Within the first few days of my homelab going live, the results were eye-opening. Here’s a recording showing the attacks my setup experienced:
The sheer volume of automated attacks, from SSH brute-force attempts to web vulnerability scanners probing for exposed admin panels was a stark reminder of why defense-in-depth matters. CrowdSec, integrated with my Traefik ingress, automatically blocks these malicious IPs at the edge before they can cause any harm. It’s like having a bouncer at the door who knows every troublemaker in town.
This entire setup was provisioned and configured using Terraform. Terraform allows me to define my infrastructure as code, making it reliable, repeatable, and version-controlled. I can easily spin up a new environment, make changes, and roll back if needed.
The Terraform configuration is broken down into layers:
Layer 1 (Bootstrap): Sets up the base infrastructure, including Proxmox VMs, OPNsense, and networking.
Layer 2 (Cluster): Provisions the Talos Kubernetes cluster.
Layer 3 (Add-ons): Deploys core Kubernetes add-ons like Cilium, Traefik, Cert-manager, and the observability stack.
Layer 4 (Network): Configures external networking components like Cloudflare DNS and Gateway API.
This layered approach makes the Terraform configuration modular and easy to manage.

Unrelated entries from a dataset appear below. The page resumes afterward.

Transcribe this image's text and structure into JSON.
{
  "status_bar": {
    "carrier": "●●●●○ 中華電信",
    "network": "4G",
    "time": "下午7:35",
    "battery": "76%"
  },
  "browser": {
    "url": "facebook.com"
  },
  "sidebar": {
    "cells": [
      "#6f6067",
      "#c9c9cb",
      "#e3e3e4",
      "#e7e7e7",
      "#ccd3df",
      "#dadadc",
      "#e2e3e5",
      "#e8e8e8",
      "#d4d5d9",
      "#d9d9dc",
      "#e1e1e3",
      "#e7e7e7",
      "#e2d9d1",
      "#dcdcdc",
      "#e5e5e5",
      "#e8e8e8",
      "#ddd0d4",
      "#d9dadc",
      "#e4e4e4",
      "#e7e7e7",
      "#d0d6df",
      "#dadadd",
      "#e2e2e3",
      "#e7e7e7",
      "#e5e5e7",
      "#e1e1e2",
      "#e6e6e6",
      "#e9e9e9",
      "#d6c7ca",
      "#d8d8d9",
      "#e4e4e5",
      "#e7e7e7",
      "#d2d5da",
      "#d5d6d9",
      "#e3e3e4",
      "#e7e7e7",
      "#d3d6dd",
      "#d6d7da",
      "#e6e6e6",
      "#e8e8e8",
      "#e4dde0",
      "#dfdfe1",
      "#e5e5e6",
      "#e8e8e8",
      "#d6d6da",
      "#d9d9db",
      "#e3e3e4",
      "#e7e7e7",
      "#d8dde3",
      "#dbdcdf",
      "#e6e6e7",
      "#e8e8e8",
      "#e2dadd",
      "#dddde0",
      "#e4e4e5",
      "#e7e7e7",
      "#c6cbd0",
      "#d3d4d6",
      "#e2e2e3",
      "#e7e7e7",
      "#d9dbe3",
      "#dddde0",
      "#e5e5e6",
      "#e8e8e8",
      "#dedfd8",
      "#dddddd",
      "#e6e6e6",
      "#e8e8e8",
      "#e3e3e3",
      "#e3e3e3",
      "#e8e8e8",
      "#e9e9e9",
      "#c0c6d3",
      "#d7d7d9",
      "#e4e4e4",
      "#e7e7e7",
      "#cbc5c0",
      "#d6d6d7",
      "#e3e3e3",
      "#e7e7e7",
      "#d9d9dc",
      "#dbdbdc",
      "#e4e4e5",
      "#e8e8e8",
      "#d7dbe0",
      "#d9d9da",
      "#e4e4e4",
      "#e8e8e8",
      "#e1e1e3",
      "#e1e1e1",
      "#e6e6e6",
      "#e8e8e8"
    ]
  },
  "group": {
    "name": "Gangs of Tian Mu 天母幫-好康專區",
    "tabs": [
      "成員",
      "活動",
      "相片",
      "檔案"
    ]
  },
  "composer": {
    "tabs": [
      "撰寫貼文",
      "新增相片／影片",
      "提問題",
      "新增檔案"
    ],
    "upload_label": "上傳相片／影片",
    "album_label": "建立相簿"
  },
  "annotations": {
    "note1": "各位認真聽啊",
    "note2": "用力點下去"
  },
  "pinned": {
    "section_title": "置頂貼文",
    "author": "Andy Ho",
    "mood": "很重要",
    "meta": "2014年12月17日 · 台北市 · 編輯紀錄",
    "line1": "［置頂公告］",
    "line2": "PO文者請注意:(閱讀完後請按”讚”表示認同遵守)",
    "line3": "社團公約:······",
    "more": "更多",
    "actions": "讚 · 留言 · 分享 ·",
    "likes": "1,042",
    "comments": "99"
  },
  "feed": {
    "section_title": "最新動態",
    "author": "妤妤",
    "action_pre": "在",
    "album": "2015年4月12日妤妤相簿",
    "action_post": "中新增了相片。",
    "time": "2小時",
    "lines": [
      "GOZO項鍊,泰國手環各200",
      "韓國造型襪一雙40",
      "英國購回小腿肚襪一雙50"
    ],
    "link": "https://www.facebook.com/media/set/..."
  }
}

Furthermore, the assistance of AI coding tools like Claude and Gemini was invaluable. They helped me:
Generate Terraform code: I could describe what I wanted to build, and the AI would generate the initial Terraform configuration.
Troubleshoot issues: When I encountered errors, I could paste the error message and the code into the AI, and it would provide suggestions and fixes.
Optimize configuration: The AI helped me identify and implement best practices for Terraform and Kubernetes configuration.
To see the real-world result of this setup, I invite you to check out a live application currently running on the cluster: helm-renderer.utilitytools.app.
This is a custom utility that allows you to render Helm charts directly in your browser and perform static analysis on the output. It stands as a perfect testament to the “speed-to-value” I experienced over the weekend, not only is it hosted on the infrastructure I just built, but the application itself was written 100% by Claude Code. It demonstrates how modern AI tools can bridge the gap between complex infrastructure and deployed software in record time. I’d love for you to give it a spin!